Originaire de Sétif, plâtrier de profession, il a fait montre de sa « disponibilité » à accepter «n’importe quel tâche ».
Il s’est par ailleurs, dit (comme la plupart de ses amis) ne pas être gêné par les longues journées du ramadhan. « Il faut un peu de tout pour faire un monde. Dans le nôtre, il faut suer durant la journée pour dormir la conscience tranquille, la nuit. Tendre la main, n’est pas pour nous. Nul ne viendra débourser pour toi pendant l’année si tu ne le fais pas pour toi », a-t-il résumé la situation de Kamel, Boussaâd et tant d’autres.
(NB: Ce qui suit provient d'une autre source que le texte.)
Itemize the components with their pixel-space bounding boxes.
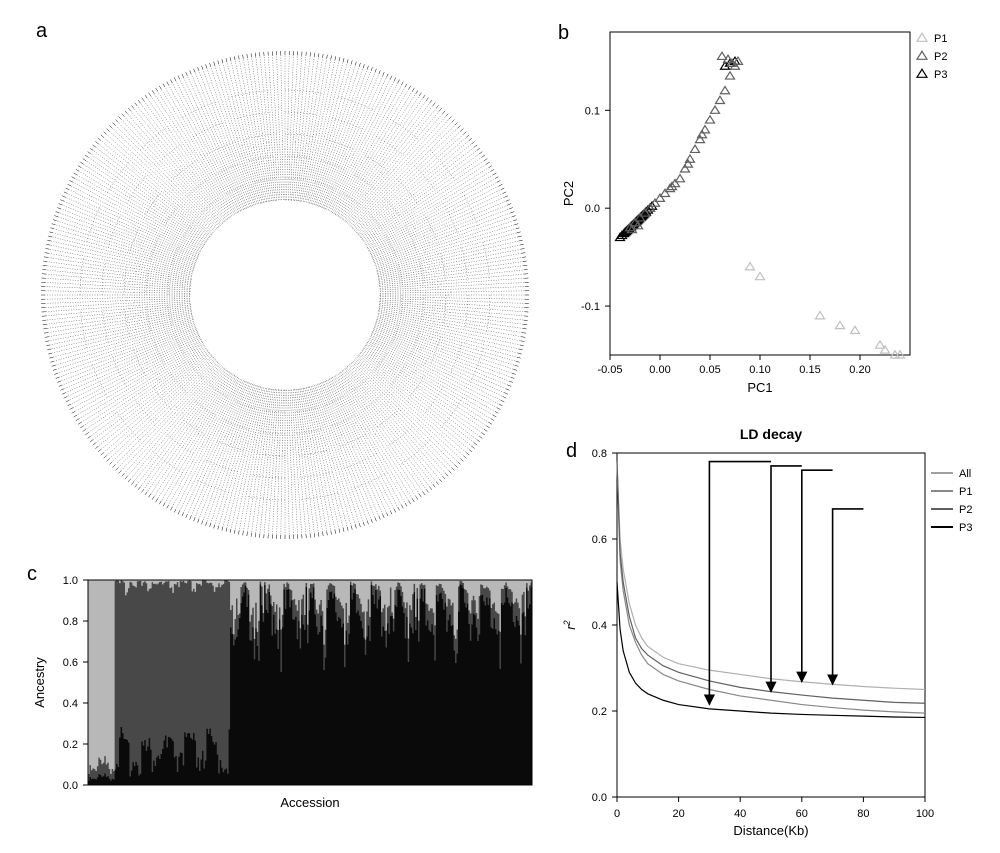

Et ce n’est pas fini.

Entre leur « devoir » religieux de jeûner et « le droit » à un bol de chorba, les zouafras affirment « que là tâche n’est pas facile ». Et c’est vers les restos du cœur, répartis à travers les quartiers de la capitale, qu’ils se ruent. Ces restos sont les seules espaces réellement nationaux où des Algériens, venus des quatre coins du pays, se partagent le même plat de… misère.

Entre les allers et retours…les couloirs

Nos mâcons et zouafras ne sont pas les seuls à ne pas se permettre « un congé » en ce mois de Ramadhan. Nos médecins et infirmiers aussi. Il était environ 14h quand nous entamons le portail principal du service des urgences médico-chirurgicales de l’hôpital Mustapha d’Alger. Tout indiquait que le service connait une ambiance particulière, comme à chaque jour d’ailleurs.
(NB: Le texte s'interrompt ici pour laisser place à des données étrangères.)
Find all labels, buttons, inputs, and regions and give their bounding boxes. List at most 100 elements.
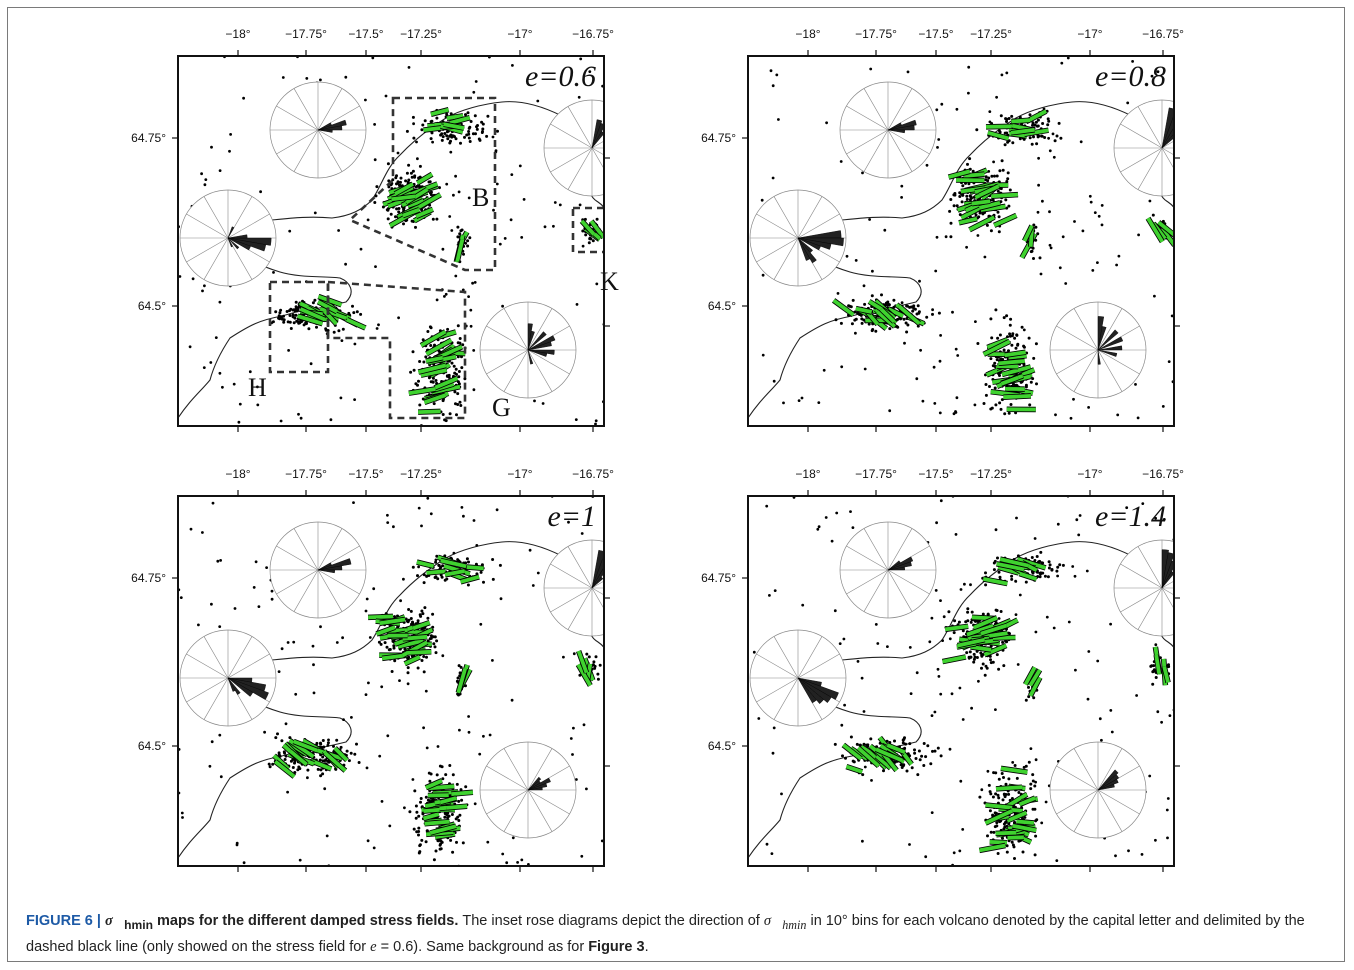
caption-body-3: = 0.6). Same background as for bbox=[376, 938, 589, 955]
seismic-event bbox=[272, 271, 275, 274]
seismic-event bbox=[1033, 123, 1037, 127]
seismic-event bbox=[1150, 74, 1154, 78]
seismic-event bbox=[1056, 522, 1060, 526]
seismic-event bbox=[433, 343, 436, 347]
seismic-event bbox=[460, 366, 464, 370]
seismic-event bbox=[189, 527, 193, 531]
seismic-event bbox=[292, 321, 296, 325]
stress-bar bbox=[998, 359, 1025, 366]
seismic-event bbox=[771, 84, 775, 88]
stress-bar bbox=[420, 368, 447, 378]
seismic-event bbox=[975, 128, 979, 132]
seismic-event bbox=[972, 660, 976, 664]
seismic-event bbox=[874, 623, 878, 626]
seismic-event bbox=[528, 548, 532, 552]
seismic-event bbox=[1009, 317, 1013, 321]
seismic-event bbox=[939, 692, 943, 696]
seismic-event bbox=[436, 745, 440, 748]
seismic-event bbox=[460, 798, 464, 802]
seismic-event bbox=[574, 418, 578, 421]
seismic-event bbox=[435, 116, 439, 120]
stress-bar bbox=[1023, 666, 1037, 686]
seismic-event bbox=[1039, 550, 1043, 554]
stress-bar bbox=[887, 307, 904, 318]
seismic-event bbox=[1018, 593, 1022, 597]
seismic-event bbox=[1032, 257, 1035, 260]
seismic-event bbox=[1044, 800, 1048, 804]
seismic-event bbox=[396, 180, 400, 184]
seismic-event bbox=[994, 708, 997, 711]
seismic-event bbox=[315, 741, 319, 745]
rose-petal bbox=[227, 237, 251, 251]
stress-bar bbox=[443, 122, 465, 130]
seismic-event bbox=[431, 625, 435, 629]
seismic-event bbox=[399, 180, 402, 184]
seismic-event bbox=[1140, 853, 1144, 856]
rose-petal bbox=[591, 131, 604, 149]
seismic-event bbox=[399, 176, 403, 180]
seismic-event bbox=[1064, 282, 1068, 285]
seismic-event bbox=[1030, 142, 1034, 146]
seismic-event bbox=[965, 194, 969, 198]
seismic-event bbox=[422, 573, 426, 577]
seismic-event bbox=[984, 583, 988, 587]
seismic-event bbox=[892, 305, 896, 309]
seismic-event bbox=[1033, 853, 1037, 857]
seismic-event bbox=[553, 201, 557, 204]
seismic-event bbox=[964, 620, 968, 624]
seismic-event bbox=[1005, 71, 1009, 75]
seismic-event bbox=[191, 277, 195, 281]
seismic-event bbox=[392, 644, 396, 648]
seismic-event bbox=[377, 640, 381, 644]
seismic-event bbox=[449, 112, 453, 116]
seismic-event bbox=[415, 810, 419, 814]
seismic-event bbox=[471, 281, 474, 285]
seismic-event bbox=[980, 653, 984, 657]
seismic-event bbox=[387, 648, 391, 652]
seismic-event bbox=[445, 112, 449, 116]
seismic-event bbox=[989, 317, 993, 321]
stress-bar bbox=[879, 307, 896, 324]
seismic-event bbox=[429, 193, 433, 197]
seismic-event bbox=[312, 691, 316, 695]
rose-diagram-G bbox=[479, 301, 577, 399]
seismic-event bbox=[1034, 342, 1038, 346]
seismic-event bbox=[201, 289, 204, 293]
seismic-event bbox=[953, 619, 957, 623]
seismic-event bbox=[594, 422, 597, 426]
seismic-event bbox=[332, 330, 336, 334]
seismic-event bbox=[996, 210, 1000, 214]
rose-diagram-G bbox=[479, 741, 577, 839]
seismic-event bbox=[974, 320, 977, 323]
seismic-event bbox=[421, 338, 425, 342]
seismic-event bbox=[520, 236, 524, 239]
volcano-region-outline bbox=[326, 280, 467, 420]
seismic-event bbox=[462, 252, 465, 256]
seismic-event bbox=[380, 685, 384, 689]
seismic-event bbox=[416, 619, 420, 623]
seismic-event bbox=[491, 135, 495, 139]
seismic-event bbox=[439, 839, 443, 843]
seismic-event bbox=[999, 187, 1003, 191]
stress-bar bbox=[983, 643, 1008, 657]
seismic-event bbox=[1087, 650, 1091, 653]
rose-diagram-H bbox=[179, 629, 277, 727]
seismic-event bbox=[1056, 565, 1060, 569]
seismic-event bbox=[451, 773, 455, 777]
seismic-event bbox=[364, 609, 368, 613]
seismic-event bbox=[434, 849, 438, 853]
seismic-event bbox=[1079, 140, 1083, 144]
seismic-event bbox=[771, 751, 775, 755]
seismic-event bbox=[1034, 225, 1038, 229]
seismic-event bbox=[1167, 360, 1171, 363]
seismic-event bbox=[367, 681, 370, 685]
stress-bar bbox=[985, 124, 1014, 129]
map-frame bbox=[177, 495, 605, 867]
seismic-event bbox=[423, 606, 427, 610]
seismic-event bbox=[1100, 204, 1104, 207]
seismic-event bbox=[976, 234, 980, 237]
rose-petal bbox=[797, 677, 817, 704]
stress-bar bbox=[1154, 654, 1161, 674]
seismic-event bbox=[949, 198, 953, 201]
seismic-event bbox=[961, 193, 965, 197]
Les sirènes des ambulances, nous feront oublier qu’il s’agit d’une journée ramadhanesque. Les malades y affluaient de toutes parts. Le nombre du personnel médical ne semblait pas réduit. Mais ce n’est pas en se tenant à l’écart qu’on pouvait avoir le cœur net. Il fallait voir de tout prêt. Et comme il fallait s’y attendre, les salles d’attentes étaient bondées de monde. A chacun son mal. Avec la crise sanitaire due au coronavirus, rien n’est plus comme avant.
Il faudrait tout de même attendre son tour ».

« On ne peut pas vider les établissements de santé. Il faudrait bien qu’il y’ait du personnel à s’occuper des malades et des cas urgents », a souligné à propos le Dr Ahmed.
Médecin urgentiste, ce dernier a en outre assuré que « sur instruction de la tutelle –une information que nous n’avons pu ni confirmer ni infirmer- les congés de maladie ont été carrément interdits cette année». Évoquant son «emploi » du temps, le Dr Ahmed a noté qu’il est trop chargé.
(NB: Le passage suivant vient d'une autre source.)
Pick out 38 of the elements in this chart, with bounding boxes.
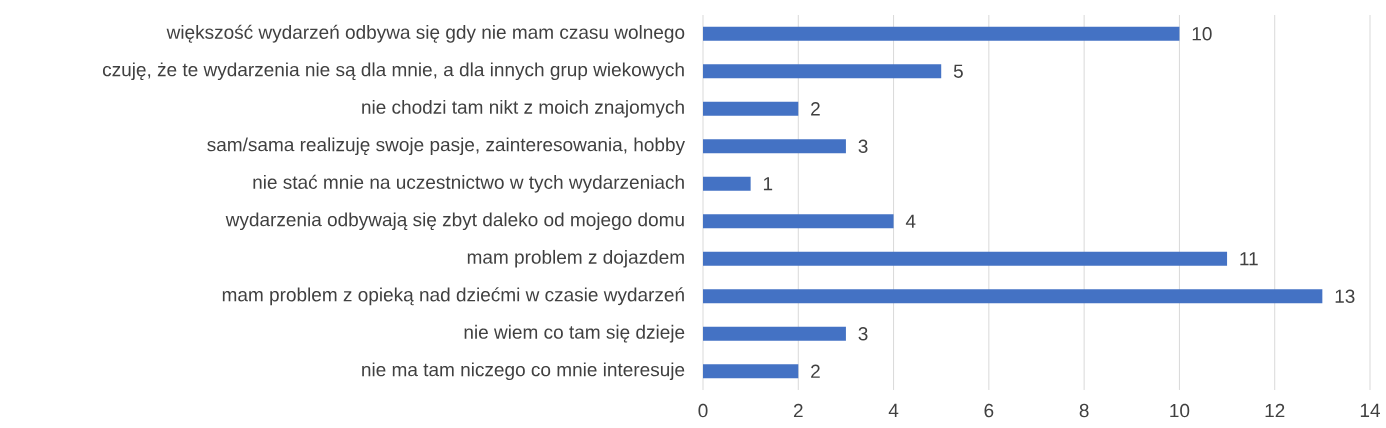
y-tick-label: większość wydarzeń odbywa się gdy nie mam czasu wolnego	[166, 24, 685, 43]
x-tick-label: 0	[698, 403, 708, 418]
bar	[703, 176, 751, 191]
data-label: 3	[858, 327, 868, 341]
x-tick-label: 14	[1360, 403, 1380, 417]
bar	[703, 64, 942, 79]
data-label: 13	[1335, 289, 1355, 303]
y-tick-label: nie stać mnie na uczestnictwo w tych wydarzeniach	[253, 174, 684, 193]
bar	[703, 251, 1228, 266]
bar	[703, 364, 799, 379]
bar	[703, 101, 799, 116]
y-tick-label: nie wiem co tam się dzieje	[464, 324, 685, 343]
y-tick-label: wydarzenia odbywają się zbyt daleko od mojego domu	[225, 212, 684, 231]
bar	[703, 139, 846, 154]
data-label: 11	[1240, 252, 1258, 266]
y-tick-label: nie ma tam niczego co mnie interesuje	[362, 362, 685, 381]
bar	[703, 26, 1180, 41]
x-tick-label: 10	[1170, 403, 1190, 418]
y-tick-label: mam problem z opieką nad dziećmi w czasie wydarzeń	[222, 287, 684, 306]
x-tick-label: 8	[1079, 403, 1089, 418]
bar	[703, 289, 1323, 304]
data-label: 1	[763, 177, 773, 191]
x-tick-label: 12	[1265, 403, 1285, 418]
data-label: 10	[1192, 27, 1212, 41]
bar	[703, 214, 894, 229]
y-tick-label: nie chodzi tam nikt z moich znajomych	[362, 99, 684, 118]
y-tick-label: mam problem z dojazdem	[467, 249, 684, 268]
data-label: 3	[858, 139, 868, 153]
bar	[703, 326, 846, 341]
data-label: 4	[905, 214, 916, 228]
data-label: 2	[811, 102, 820, 116]
data-label: 2	[811, 364, 820, 378]
data-label: 5	[953, 64, 963, 78]
y-tick-label: sam/sama realizuję swoje pasje, zainteresowania, hobby	[207, 137, 685, 156]
x-tick-label: 2	[793, 403, 803, 418]
y-tick-label: czuję, że te wydarzenia nie są dla mnie, a dla innych grup wiekowych	[102, 62, 684, 81]
x-tick-label: 4	[888, 403, 899, 417]
x-tick-label: 6	[984, 403, 994, 418]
« On se sent vraiment épuisé durant ces longues journées de jeûne et de chaleur mais, faudrait-il le souligner, notre mission est d’apporter assistance et soins à nos concitoyens.
Outres les médecins qui s’assurent de la continuité de la prise en charge médicales, d’autres, en uniforme, cette fois-ci, acquittent chacun, de sa mission : celle de veiller à la sécurité des personnes et des biens.

Ils sont gendarmes, soldats de l’ANP, gardes communaux et policiers.

Si ceux exerçant dans les administrations, ne s’exposent pas trop aux effets de l’équation jeûne-canicule, pour ceux en poste dans les différents postes de contrôle, la tâche n’est pas facile. Sous un soleil de plomb, des heures durant, ces Hommes méritent tous les hommages.